Unions hope to regain some relevance with this weekend's "One Nation Working Together"
rally, which labor is coordinating alongside civil rights, antiwar and
environmental groups, among others. The broad, and accordingly vague,
agenda centers on "jobs, justice and education." As Art Levine reports,
organizers aspiring to Tea-Party caliber charisma may find that the
biggest hurdle at this point is just getting people to show up.

The greater challenge looming over the One Nation campaign isn't
just the optics--it's defining a weakened movement in an increasingly
unstable political arena. And it's tapping into the public outrage that
the right has shrewdly exploited in galvanizing new constituencies. So
the groups carrying the "One Nation" banner might want to focus a bit
less on projecting an aura of middle-class liberal harmony, and instead
learn from the mass appeal of European union militancy.

We're running into one of the most dangerous aspects of the myth of American Exceptionalism:
the concept that American workers somehow operate outside historical
class antagoisms.
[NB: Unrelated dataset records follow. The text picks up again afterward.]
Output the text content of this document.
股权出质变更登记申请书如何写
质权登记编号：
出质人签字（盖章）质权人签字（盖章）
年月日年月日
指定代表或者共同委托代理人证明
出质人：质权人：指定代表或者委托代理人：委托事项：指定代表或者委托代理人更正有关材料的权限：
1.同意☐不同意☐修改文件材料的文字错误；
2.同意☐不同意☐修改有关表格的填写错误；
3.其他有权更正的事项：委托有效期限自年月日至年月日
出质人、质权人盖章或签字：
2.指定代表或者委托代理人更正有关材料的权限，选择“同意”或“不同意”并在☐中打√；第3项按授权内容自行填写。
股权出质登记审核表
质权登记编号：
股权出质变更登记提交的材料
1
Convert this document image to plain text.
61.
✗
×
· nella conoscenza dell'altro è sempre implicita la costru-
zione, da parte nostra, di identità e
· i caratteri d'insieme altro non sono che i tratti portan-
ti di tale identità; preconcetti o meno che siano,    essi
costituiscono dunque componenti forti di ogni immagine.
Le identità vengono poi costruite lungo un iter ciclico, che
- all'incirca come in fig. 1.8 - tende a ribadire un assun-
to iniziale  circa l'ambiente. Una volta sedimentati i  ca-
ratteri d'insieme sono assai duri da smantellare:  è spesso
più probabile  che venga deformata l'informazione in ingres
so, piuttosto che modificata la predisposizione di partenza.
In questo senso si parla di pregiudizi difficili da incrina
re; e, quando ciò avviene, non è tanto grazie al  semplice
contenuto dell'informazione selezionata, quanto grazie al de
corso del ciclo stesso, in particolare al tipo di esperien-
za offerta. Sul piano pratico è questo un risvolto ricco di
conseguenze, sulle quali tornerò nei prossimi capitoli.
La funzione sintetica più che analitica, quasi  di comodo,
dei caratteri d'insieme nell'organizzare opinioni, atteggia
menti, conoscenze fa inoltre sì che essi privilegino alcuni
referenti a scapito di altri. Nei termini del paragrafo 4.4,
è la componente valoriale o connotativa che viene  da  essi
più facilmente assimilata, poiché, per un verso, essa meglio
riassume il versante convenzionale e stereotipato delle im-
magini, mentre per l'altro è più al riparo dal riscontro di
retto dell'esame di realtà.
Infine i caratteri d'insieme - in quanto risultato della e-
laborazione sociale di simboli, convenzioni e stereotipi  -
Folks are lulled into the belief that deep social
crisis can and should be resolved by individual upward mobility and by
negotiating within establishment institutions (like Election Day or
corporate-controlled collective bargaining).

But as the ITUC's new report starkly reveals, America's labor crises
often put its people in the same quagmire as their peers in other
economies. So when workers around the world are roused to
action--organized, passionate, and not afraid to get a little dirty--why
should American labor be any exception?